Collaborerà ad alcune sceneggiature “Campo de’ Fiori” e “Avanti c’è posto” ma la svolta decisiva della sua carriera sarà alla fine della guerra, Quando contribuì alla sceneggiatura di “Roma città aperta” e “Paisà”, è a questo punto che sceglierà, in modo definitivo, il mondo della celluloide.

L’esordio assoluto come regista avvenne ne “Lo sceicco bianco” (1952), coautore del soggetto Antonioni, coautore della sceneggiatura Flaiano e una grande interpretazione di Alberto Sordi, nonostante tutto questo, gli incassi al botteghino furono scadenti e i commenti della critica, una stroncatura che sembrò quasi senza appello.

Fu il film “I vitelloni” (1953) con un’accoglienza entusiastica di pubblico e il Leone d’argento a Venezia a consacrarlo e farlo conoscere anche all’estero.



Seguirono “La strada”, “Le notti di Cabiria”, “8 ½”, e “Amarcord” che gli valsero l’Oscar come miglior film straniero e tanti riconoscimenti.

Sarà il film “La dolce vita”, in cui abbandonerà gli schemi narrativi tradizionali, a legare in modo indissolubile il nome del regista all’immaginario collettivo. Un film che desterà scalpore e polemiche, perché oltre a situazioni fortemente erotiche, descrive una certa decadenza morale che appare in forte contrasto con il benessere che il boom economico aveva comportato nella società italiana.

Il regista rappresenta in tutti i suoi film, connotati da forte autobiografismo, mai provinciali, velati di satira e di sottile malinconia, il proprio io attraverso uno stile onirico e visionario.

Definiva se stesso “un artigiano che non ha niente da dire, ma sa come dirlo”.

Dino Risi, considerato uno dei massimi esponenti della commedia all’italiana, dotato di un’ironia sferzante e di un’istintiva capacità nel mestiere di regista.
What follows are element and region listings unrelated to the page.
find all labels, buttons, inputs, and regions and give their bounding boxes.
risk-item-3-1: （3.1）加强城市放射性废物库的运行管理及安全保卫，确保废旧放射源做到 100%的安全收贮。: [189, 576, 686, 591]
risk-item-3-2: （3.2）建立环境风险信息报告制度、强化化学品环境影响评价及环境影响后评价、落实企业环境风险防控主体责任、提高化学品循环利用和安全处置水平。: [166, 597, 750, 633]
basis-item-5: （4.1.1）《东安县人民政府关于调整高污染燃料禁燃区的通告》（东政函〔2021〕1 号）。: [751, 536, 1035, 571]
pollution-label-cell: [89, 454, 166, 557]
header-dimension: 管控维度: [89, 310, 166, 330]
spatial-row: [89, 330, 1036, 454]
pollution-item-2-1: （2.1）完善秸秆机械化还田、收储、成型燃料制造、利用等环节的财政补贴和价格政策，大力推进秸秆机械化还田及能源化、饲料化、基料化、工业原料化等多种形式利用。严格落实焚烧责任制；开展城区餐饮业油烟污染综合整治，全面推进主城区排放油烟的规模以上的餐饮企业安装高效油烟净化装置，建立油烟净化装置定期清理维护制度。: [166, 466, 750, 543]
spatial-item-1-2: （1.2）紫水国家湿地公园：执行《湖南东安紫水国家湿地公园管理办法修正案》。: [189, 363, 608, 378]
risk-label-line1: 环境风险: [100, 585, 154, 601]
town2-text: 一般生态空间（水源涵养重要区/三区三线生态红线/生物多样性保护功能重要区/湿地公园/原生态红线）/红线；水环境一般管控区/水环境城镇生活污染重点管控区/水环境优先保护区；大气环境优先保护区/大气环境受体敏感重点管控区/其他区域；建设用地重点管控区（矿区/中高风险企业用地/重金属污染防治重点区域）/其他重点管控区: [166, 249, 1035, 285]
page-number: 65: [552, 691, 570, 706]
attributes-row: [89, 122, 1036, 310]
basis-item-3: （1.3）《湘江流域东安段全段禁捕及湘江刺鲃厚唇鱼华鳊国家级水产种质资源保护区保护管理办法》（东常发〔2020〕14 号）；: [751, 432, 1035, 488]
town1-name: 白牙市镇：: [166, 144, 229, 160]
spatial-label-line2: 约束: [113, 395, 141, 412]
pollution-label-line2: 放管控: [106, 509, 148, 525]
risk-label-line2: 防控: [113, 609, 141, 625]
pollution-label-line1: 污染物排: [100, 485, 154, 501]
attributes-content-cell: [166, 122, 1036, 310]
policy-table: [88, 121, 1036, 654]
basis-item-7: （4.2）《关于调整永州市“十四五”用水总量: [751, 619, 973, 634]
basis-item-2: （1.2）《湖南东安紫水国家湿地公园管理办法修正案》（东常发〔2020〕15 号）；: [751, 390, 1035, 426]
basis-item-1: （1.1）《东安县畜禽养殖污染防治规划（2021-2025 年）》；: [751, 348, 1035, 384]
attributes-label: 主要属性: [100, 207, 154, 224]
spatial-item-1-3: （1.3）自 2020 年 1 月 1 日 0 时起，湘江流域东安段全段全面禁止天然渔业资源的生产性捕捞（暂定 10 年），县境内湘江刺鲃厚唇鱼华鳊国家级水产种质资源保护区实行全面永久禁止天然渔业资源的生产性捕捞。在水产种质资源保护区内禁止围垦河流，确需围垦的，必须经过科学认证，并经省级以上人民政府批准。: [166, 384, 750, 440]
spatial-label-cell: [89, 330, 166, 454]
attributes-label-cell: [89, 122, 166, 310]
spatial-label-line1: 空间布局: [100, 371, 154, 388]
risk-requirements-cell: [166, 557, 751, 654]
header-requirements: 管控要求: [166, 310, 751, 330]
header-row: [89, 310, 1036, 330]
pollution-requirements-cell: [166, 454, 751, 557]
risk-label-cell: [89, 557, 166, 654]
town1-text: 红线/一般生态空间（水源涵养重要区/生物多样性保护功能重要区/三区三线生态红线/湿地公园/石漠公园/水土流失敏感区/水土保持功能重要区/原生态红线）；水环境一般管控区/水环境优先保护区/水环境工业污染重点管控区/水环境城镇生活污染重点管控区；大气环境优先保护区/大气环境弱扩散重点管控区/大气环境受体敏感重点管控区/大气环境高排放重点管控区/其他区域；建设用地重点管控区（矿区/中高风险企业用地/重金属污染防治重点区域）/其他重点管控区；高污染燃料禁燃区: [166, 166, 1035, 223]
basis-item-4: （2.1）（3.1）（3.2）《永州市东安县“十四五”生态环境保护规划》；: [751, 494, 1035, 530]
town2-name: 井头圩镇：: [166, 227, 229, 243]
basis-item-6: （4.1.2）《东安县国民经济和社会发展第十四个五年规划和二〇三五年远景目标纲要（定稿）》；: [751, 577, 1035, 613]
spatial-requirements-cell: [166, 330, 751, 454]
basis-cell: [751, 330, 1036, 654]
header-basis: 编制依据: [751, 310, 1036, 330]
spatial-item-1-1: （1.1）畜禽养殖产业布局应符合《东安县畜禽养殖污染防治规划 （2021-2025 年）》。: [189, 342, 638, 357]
Nato a Milano, padre medico, nonno garibaldino, importante ingegnere civile, sembrava destinato, come avrebbe voluto sua madre, dopo una laurea in medicina e chirurgia, a fare lo psichiatra ma si rifiutò ed iniziò la sua carriera cinematografica, come aiuto regista con Mario Soldati ed Alberto Lattuada.


Girò dei cortometraggi, due in particolare: “Barboni”, del 1946, sulla disoccupazione a Milano e “Buio in sala”, del 1950, in una Milano con ancora i segni e le macerie della guerra, Risi a proposito del secondo, parlò del cinema come “maestro di vita”. Costato duecentomila lire, fu venduto a Carlo Ponti per due milioni, e questo fatto rafforzò in lui la vocazione creativa e lo spinse a trasferirsi a Roma.

Il successo arrivò con “Pane, amore e…” (1955) sequel dei fortunati film di Comencini e “Poveri ma belli” (1956) con grande consenso di pubblico che lancerà attori ed attrici la cui carriera, dopo un esordio molto brillante, avrà esiti diversi. Seguirà lo stesso anno “Il vedovo” ineffabile satira di costume con un incontenibile Alberto Sordi affiancato da un’attrice capace di tenergli testa, la straordinaria Franca Valeri.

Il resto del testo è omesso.